In support of the order, appellee relies upon Continental Illinois Nat. Bank & Trust Co. v. Chicago Rock Island & P. Railway Co., 294 U.S. 648, 55 S. Ct. 595, 79 L. Ed. 1110. It was there held that the court was warranted in restraining creditors, pending the preparation and submission of a plan of reorganization, from selling collateral deposited by the debtor with the creditors as security for the debtor's obligations, in which it was provided that the creditors might sell the securities upon default in payment by the debtor. We think the case is not in point. The record there disclosed that the fair value of the securities respectively held exceeded the several amounts of the debts, hence there was a valuable equity in the securities which belonged to the debtor and constituted a part of its assets. The restraining order merely served to protect the debtor's assets until a plan could be presented. Here, no such question arises, for the injunction involved related to acts which in no manner interfered with the debtor's assets.
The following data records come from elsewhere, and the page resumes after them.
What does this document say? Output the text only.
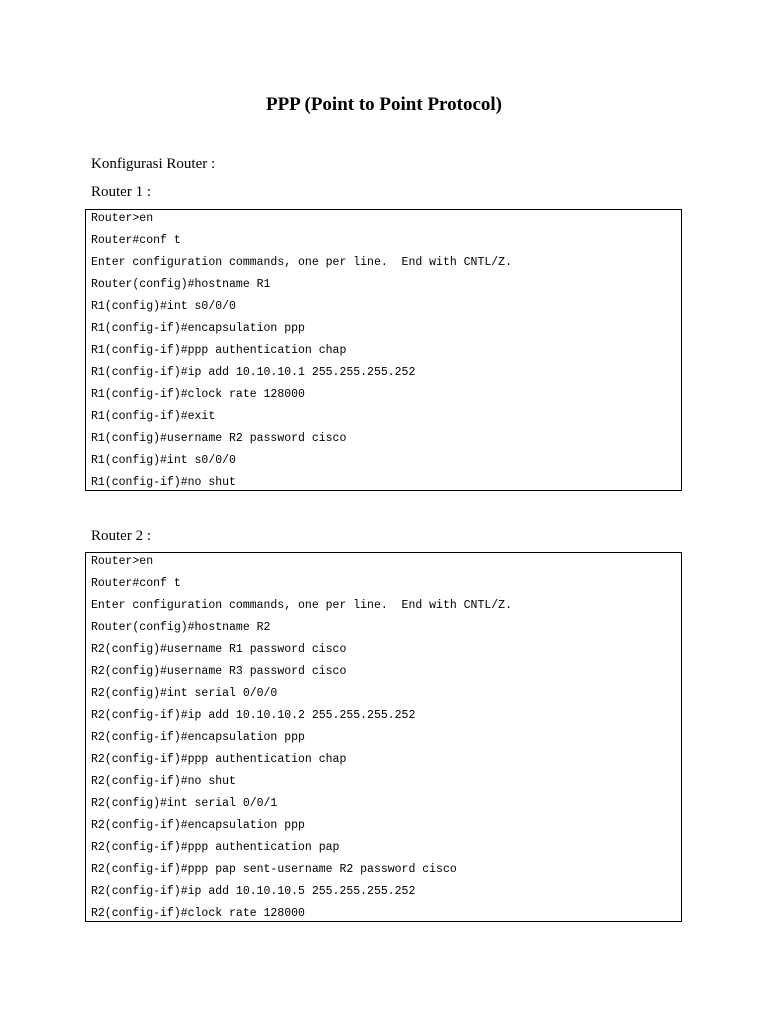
PPP (Point to Point Protocol)
Konfigurasi Router :
Router 1 :
Router>en
Router#conf t
Enter configuration commands, one per line.  End with CNTL/Z.
Router(config)#hostname R1
R1(config)#int s0/0/0
R1(config-if)#encapsulation ppp
R1(config-if)#ppp authentication chap
R1(config-if)#ip add 10.10.10.1 255.255.255.252
R1(config-if)#clock rate 128000
R1(config-if)#exit
R1(config)#username R2 password cisco
R1(config)#int s0/0/0
R1(config-if)#no shut
Router 2 :
Router>en
Router#conf t
Enter configuration commands, one per line.  End with CNTL/Z.
Router(config)#hostname R2
R2(config)#username R1 password cisco
R2(config)#username R3 password cisco
R2(config)#int serial 0/0/0
R2(config-if)#ip add 10.10.10.2 255.255.255.252
R2(config-if)#encapsulation ppp
R2(config-if)#ppp authentication chap
R2(config-if)#no shut
R2(config)#int serial 0/0/1
R2(config-if)#encapsulation ppp
R2(config-if)#ppp authentication pap
R2(config-if)#ppp pap sent-username R2 password cisco
R2(config-if)#ip add 10.10.10.5 255.255.255.252
R2(config-if)#clock rate 128000
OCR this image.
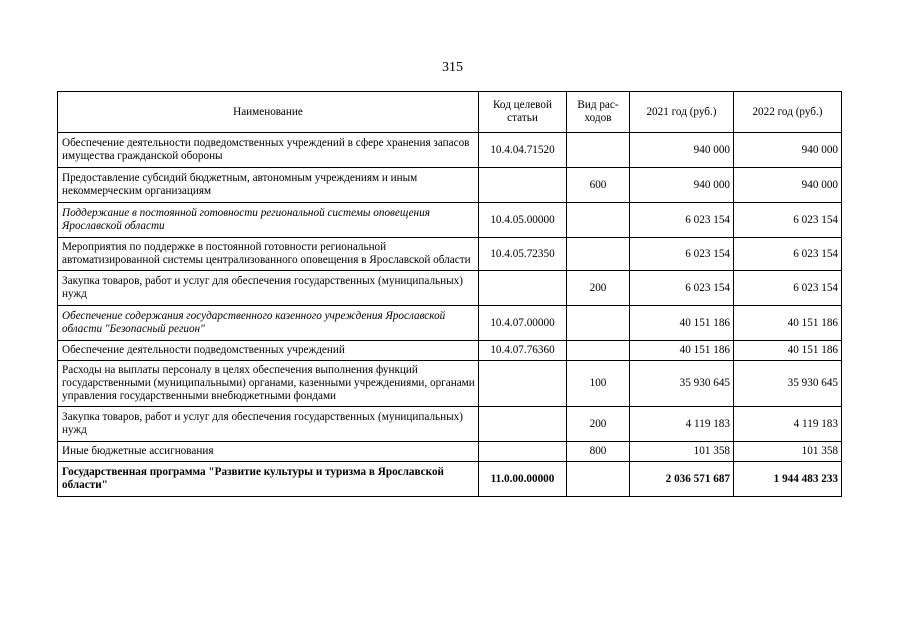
315
Наименование	Код целевой статьи	Вид рас-ходов	2021 год (руб.)	2022 год (руб.)
Обеспечение деятельности подведомственных учреждений в сфере хранения запасов имущества гражданской обороны	10.4.04.71520		940 000	940 000
Предоставление субсидий бюджетным, автономным учреждениям и иным некоммерческим организациям		600	940 000	940 000
Поддержание в постоянной готовности региональной системы оповещения Ярославской области	10.4.05.00000		6 023 154	6 023 154
Мероприятия по поддержке в постоянной готовности региональной автоматизированной системы централизованного оповещения в Ярославской области	10.4.05.72350		6 023 154	6 023 154
Закупка товаров, работ и услуг для обеспечения государственных (муниципальных) нужд		200	6 023 154	6 023 154
Обеспечение содержания государственного казенного учреждения Ярославской области "Безопасный регион"	10.4.07.00000		40 151 186	40 151 186
Обеспечение деятельности подведомственных учреждений	10.4.07.76360		40 151 186	40 151 186
Расходы на выплаты персоналу в целях обеспечения выполнения функций государственными (муниципальными) органами, казенными учреждениями, органами управления государственными внебюджетными фондами		100	35 930 645	35 930 645
Закупка товаров, работ и услуг для обеспечения государственных (муниципальных) нужд		200	4 119 183	4 119 183
Иные бюджетные ассигнования		800	101 358	101 358
Государственная программа "Развитие культуры и туризма в Ярославской области"	11.0.00.00000		2 036 571 687	1 944 483 233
The order is reversed and the cause is remanded with instructions to dissolve the injunction against appellants with respect to their actions against Becklenberg on his original guaranty, and for further proceedings not inconsistent with this opinion. It must be understood that this opinion is applicable only to the facts as here presented.NOTES
[*] Writ of certiorari denied 57 S. Ct. 492, 81 L. Ed. ___.